Evin bekçisi. Evin bekçisi Brownie'dir. Bu hayatta her şey görecelidir


Brownie'ye inanır mısın? Belki dairenizdeki bazı şeyler kaybolmuştur? Birisi geceleri mutfağınızı çok fazla gürültü yaparak "temizliyor" mu? Bazıları bu tür olaylara şüpheyle yaklaşıyor, ancak diğerleri evlerinde bir davulcunun yaşadığına inanabiliyor. Peki brownie'nin bir yeri var mı yoksa bize Slavlardan gelen batıl inançlar mı? Bu soruyu cevaplamak için öncelikle brownie gibi bir kavramın bize nereden geldiğini anlamalısınız.


Brownie'nin Hikayeleri

Dünyada brownienin evimize nereden geldiğini anlatan pek çok efsane var. Bütün bu hikayelerin ve efsanelerin temeli aynıdır. Uzun zaman önce, Tanrı şeytanı ve onun tüm hizmetkarlarını cehenneme attığında, deyim yerindeyse, yaptıkları zulümlerden tövbe eden bazıları, her türlü kötü ruh şeklinde yeryüzünde kalmaya karar verdiler. Allah'ın bağışlayıcılığına yürekten inanan ve içtenlikle tövbe eden diğerleri ise, insanların evlerine yerleşen, onları ve evi korumaya başlayan iyi varlıklara dönüştüler.
Eski Slavlar davulcuyu iyi bir ruh ve ailenin koruyucusu olarak kişileştirdiler.
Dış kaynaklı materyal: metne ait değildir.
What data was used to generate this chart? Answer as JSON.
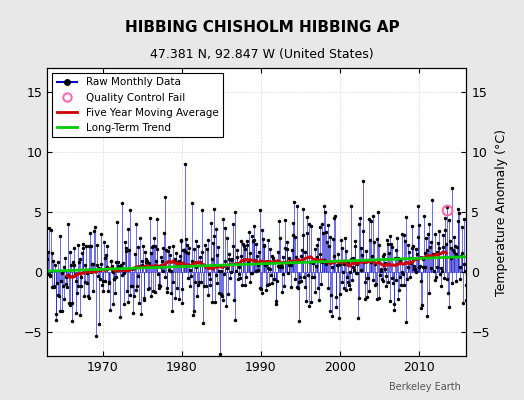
{
  "title": "HIBBING CHISHOLM HIBBING AP",
  "subtitle": "47.381 N, 92.847 W (United States)",
  "ylabel": "Temperature Anomaly (°C)",
  "credit": "Berkeley Earth",
  "year_start": 1963,
  "year_end": 2016,
  "ylim": [
    -7,
    17
  ],
  "yticks": [
    -5,
    0,
    5,
    10,
    15
  ],
  "bg_color": "#e8e8e8",
  "plot_bg_color": "#ffffff",
  "raw_line_color": "#0000cc",
  "raw_marker_color": "#000000",
  "moving_avg_color": "#cc0000",
  "trend_color": "#00cc00",
  "qc_fail_color": "#ff69b4",
  "seed": 42
}
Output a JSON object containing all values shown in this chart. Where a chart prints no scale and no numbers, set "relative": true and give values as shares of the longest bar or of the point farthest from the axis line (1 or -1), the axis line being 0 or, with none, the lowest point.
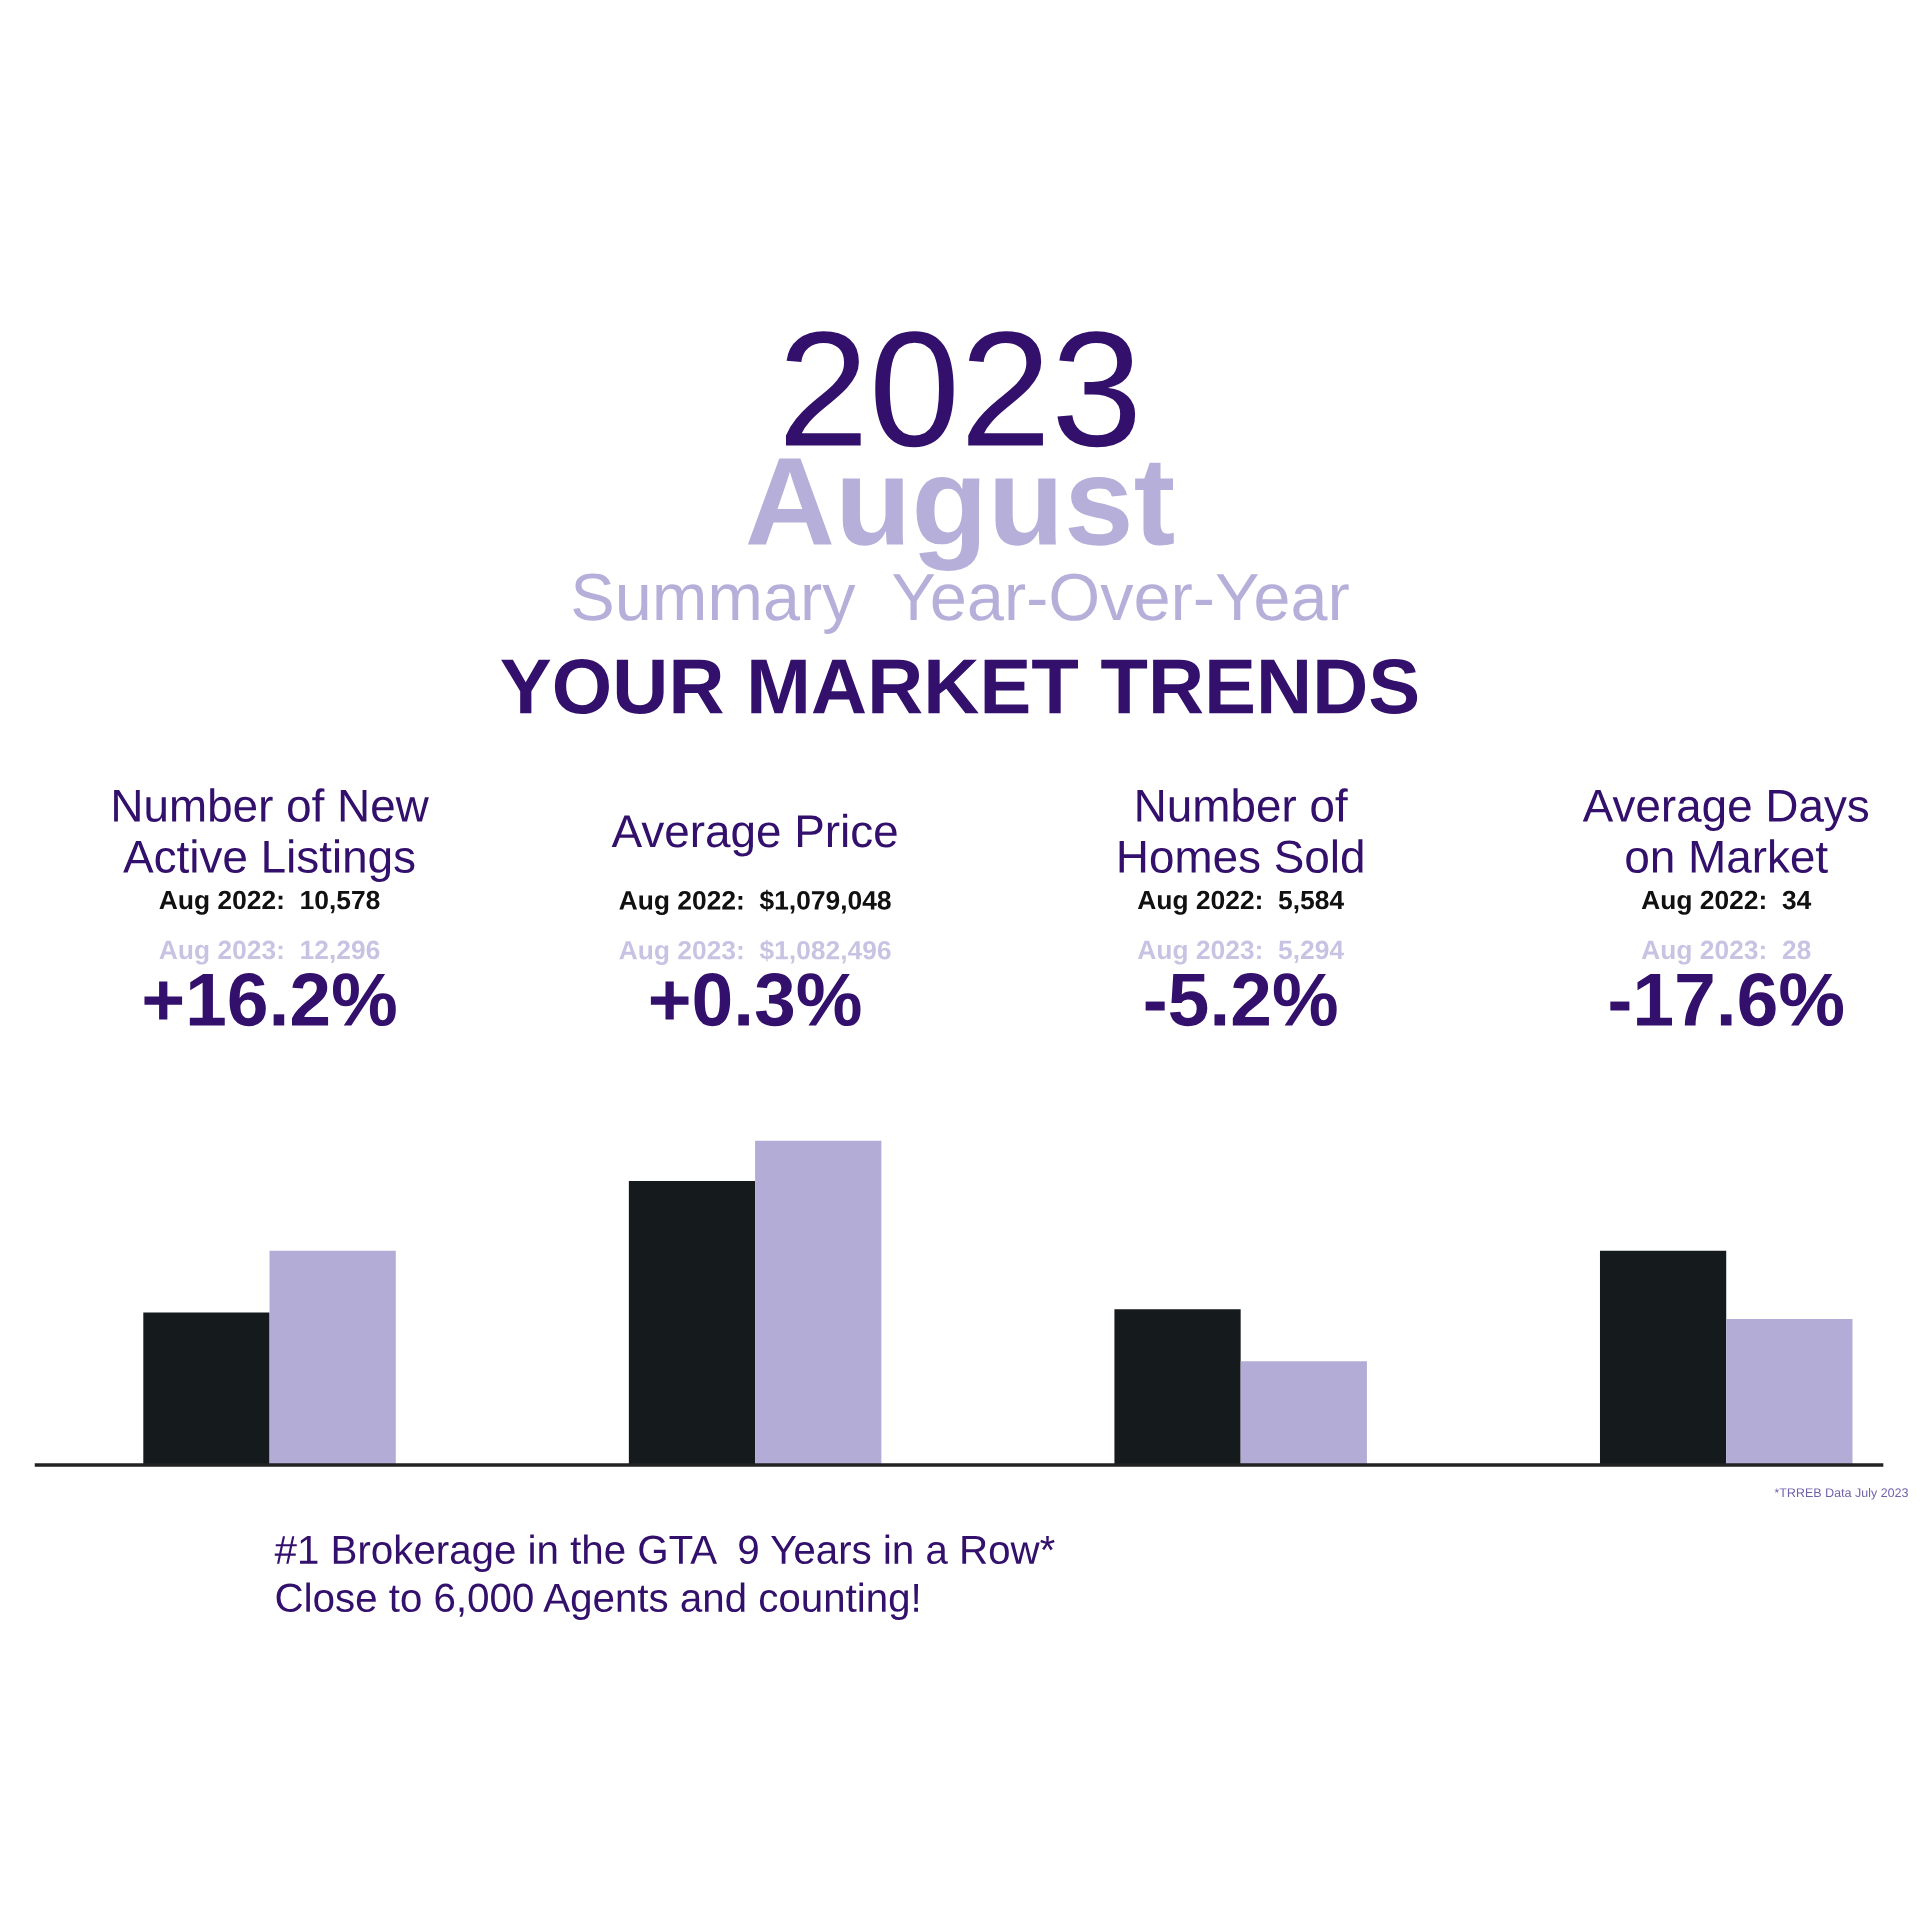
{
  "chart_data": {
    "type": "bar",
    "title": "2023",
    "subtitle": "August",
    "relative": true,
    "categories": [
      "Number of New\nActive Listings",
      "Average Price",
      "Number of\nHomes Sold",
      "Average Days\non Market"
    ],
    "series": [
      {
        "color": "#151a1c",
        "values": [
          0.47,
          0.875,
          0.48,
          0.66
        ]
      },
      {
        "color": "#b2acd6",
        "values": [
          0.66,
          1,
          0.32,
          0.45
        ]
      }
    ],
    "annotations": [
      "Summary  Year-Over-Year",
      "YOUR MARKET TRENDS",
      "#1 Brokerage in the GTA  9 Years in a Row*",
      "Close to 6,000 Agents and counting!",
      "*TRREB Data July 2023",
      "Aug 2022:  10,578",
      "Aug 2023:  12,296",
      "+16.2%",
      "Aug 2022:  $1,079,048",
      "Aug 2023:  $1,082,496",
      "+0.3%",
      "Aug 2022:  5,584",
      "Aug 2023:  5,294",
      "-5.2%",
      "Aug 2022:  34",
      "Aug 2023:  28",
      "-17.6%"
    ]
  }
}
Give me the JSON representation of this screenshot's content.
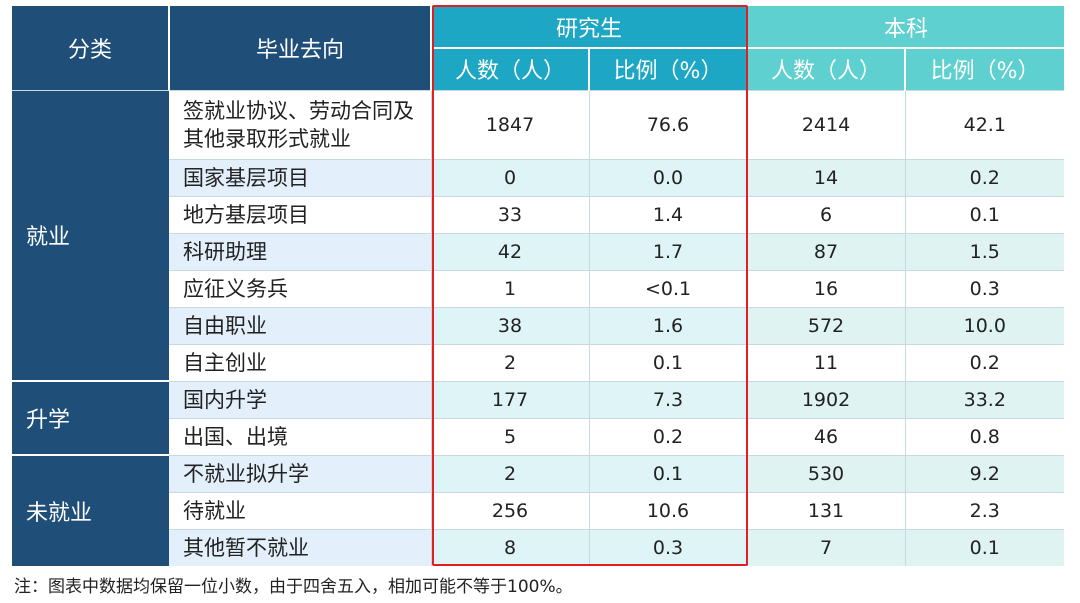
{
  "headers": {
    "category": "分类",
    "destination": "毕业去向",
    "graduate": "研究生",
    "undergraduate": "本科",
    "count": "人数（人）",
    "ratio": "比例（%）"
  },
  "groups": [
    {
      "name": "就业",
      "rows": [
        {
          "dest": "签就业协议、劳动合同及其他录取形式就业",
          "g_count": "1847",
          "g_ratio": "76.6",
          "u_count": "2414",
          "u_ratio": "42.1"
        },
        {
          "dest": "国家基层项目",
          "g_count": "0",
          "g_ratio": "0.0",
          "u_count": "14",
          "u_ratio": "0.2"
        },
        {
          "dest": "地方基层项目",
          "g_count": "33",
          "g_ratio": "1.4",
          "u_count": "6",
          "u_ratio": "0.1"
        },
        {
          "dest": "科研助理",
          "g_count": "42",
          "g_ratio": "1.7",
          "u_count": "87",
          "u_ratio": "1.5"
        },
        {
          "dest": "应征义务兵",
          "g_count": "1",
          "g_ratio": "<0.1",
          "u_count": "16",
          "u_ratio": "0.3"
        },
        {
          "dest": "自由职业",
          "g_count": "38",
          "g_ratio": "1.6",
          "u_count": "572",
          "u_ratio": "10.0"
        },
        {
          "dest": "自主创业",
          "g_count": "2",
          "g_ratio": "0.1",
          "u_count": "11",
          "u_ratio": "0.2"
        }
      ]
    },
    {
      "name": "升学",
      "rows": [
        {
          "dest": "国内升学",
          "g_count": "177",
          "g_ratio": "7.3",
          "u_count": "1902",
          "u_ratio": "33.2"
        },
        {
          "dest": "出国、出境",
          "g_count": "5",
          "g_ratio": "0.2",
          "u_count": "46",
          "u_ratio": "0.8"
        }
      ]
    },
    {
      "name": "未就业",
      "rows": [
        {
          "dest": "不就业拟升学",
          "g_count": "2",
          "g_ratio": "0.1",
          "u_count": "530",
          "u_ratio": "9.2"
        },
        {
          "dest": "待就业",
          "g_count": "256",
          "g_ratio": "10.6",
          "u_count": "131",
          "u_ratio": "2.3"
        },
        {
          "dest": "其他暂不就业",
          "g_count": "8",
          "g_ratio": "0.3",
          "u_count": "7",
          "u_ratio": "0.1"
        }
      ]
    }
  ],
  "note": "注：图表中数据均保留一位小数，由于四舍五入，相加可能不等于100%。",
  "colors": {
    "header_dark": "#1f4e79",
    "header_graduate": "#1ea7c4",
    "header_undergraduate": "#5ed0d0",
    "highlight_box": "#e02020"
  }
}
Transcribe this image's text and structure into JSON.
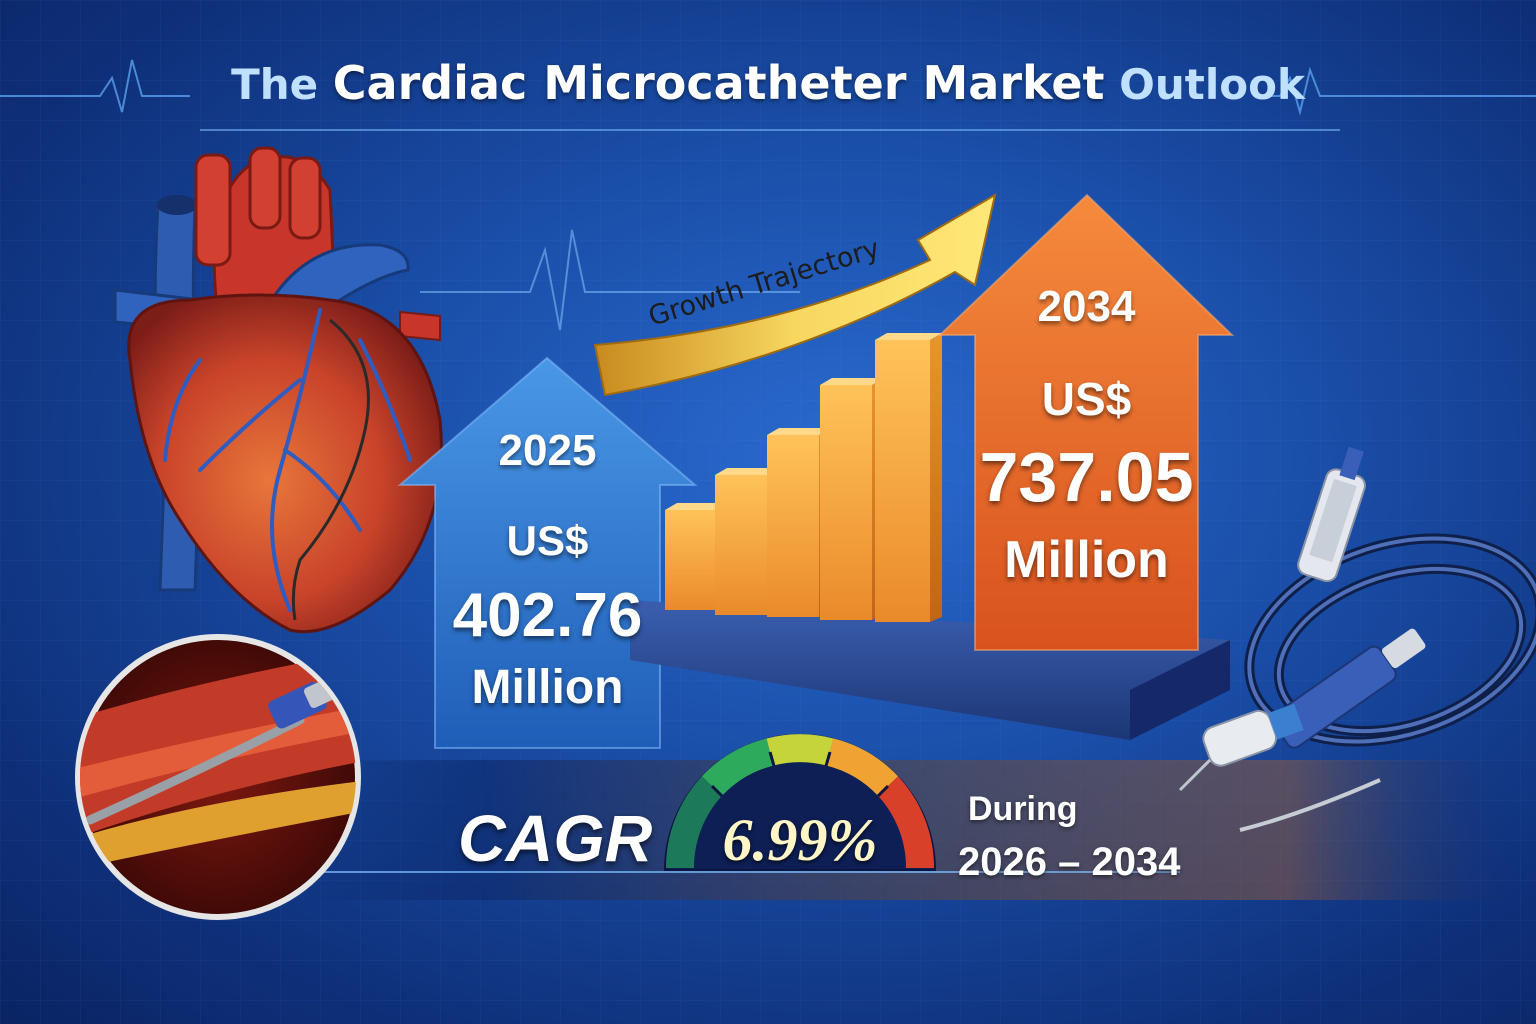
{
  "title": {
    "part1": "The ",
    "part2": "Cardiac Microcatheter Market",
    "part3": " Outlook"
  },
  "growth_label": "Growth Trajectory",
  "start": {
    "year": "2025",
    "currency": "US$",
    "value": "402.76",
    "unit": "Million"
  },
  "end": {
    "year": "2034",
    "currency": "US$",
    "value": "737.05",
    "unit": "Million"
  },
  "cagr": {
    "label": "CAGR",
    "value": "6.99%",
    "period_label": "During",
    "period": "2026 – 2034"
  },
  "colors": {
    "start_arrow": "#2f74cc",
    "end_arrow": "#e8662a",
    "bars": "#f6a640",
    "background": "#1a4ea8"
  },
  "icons": [
    "heart-illustration-icon",
    "catheter-in-artery-icon",
    "microcatheter-device-icon",
    "heartbeat-line-icon",
    "gauge-icon"
  ]
}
Ancak bu yaratık öfkelendiğinde birçok farklı kirli numara yapabilir. Sadece tüm ailenin üyelerinin değil, aynı zamanda tüm hayvanların sağlığının da kekin ev sahibiyle olan ilişkisine bağlı olacağına inanılıyordu. Bu nedenle bu yaratığı yatıştırmak için belirli ritüellere uymak gerekiyordu.
Efsaneye göre brownie sobanın arkasında yaşamayı seviyor ve brownie'nin gücenip evden çıkmaması için sobanın arkasına küçük çöpler atılıyor. Brownie'nin olmayı sevdiği bir diğer yer ise çatı katındaki kilerdi.


Bir brownie neye benziyor?

Bugün çok sayıda var Çeşitli seçenekler brownie'nin görünümünün açıklamaları. Evin başı gibi görünen küçük, yaşlı bir adam ya da tam tersine büyük bir kürk yumağı olabilir. Geceleri göğsünüze ağır bir şey düşerse zihinsel olarak şu soruyu sormanız gerektiğine dair popüler bir deyiş vardır: "Daha kötüsü için mi, daha iyisi için mi?" Cevap olarak bir kişi kahkaha duyarsa, kek beklenmedik para şeklinde eve büyük bir neşe geleceğini veya yakında bir düğün olabileceğini bildirir. Ancak bir kekin ağladığını duyarsanız, o zaman belanın evin içine bakacağı gerçeğine hazırlanmalısınız. Brownie bu şekilde sahiplerini olacaklara dair uyarıyor.


Brownie'yi Yağlamak

İyi ruhun aileye kızmasını önlemek için ocağın arkasına kurabiye ve tatlılarla dolu bir tabak süt koymak, küçük kırıntıları atmayı ve bakıcıyla dost olmayı unutmayın. Karşılığında sizi düşmanlarınızdan koruyacak ve beklenmedik ve kaba bir misafir aniden üzerinize gelirse, onu kovmak için elinden geleni yapacaktır. Her ihtimale karşı, elbette iyi bir zırhlı giriş kapısının yanı sıra yüksek kaliteli iç kapılar satın almak daha iyidir. Bu, brownie'nin birdenbire başa çıkamaması ihtimaline karşı geçerlidir.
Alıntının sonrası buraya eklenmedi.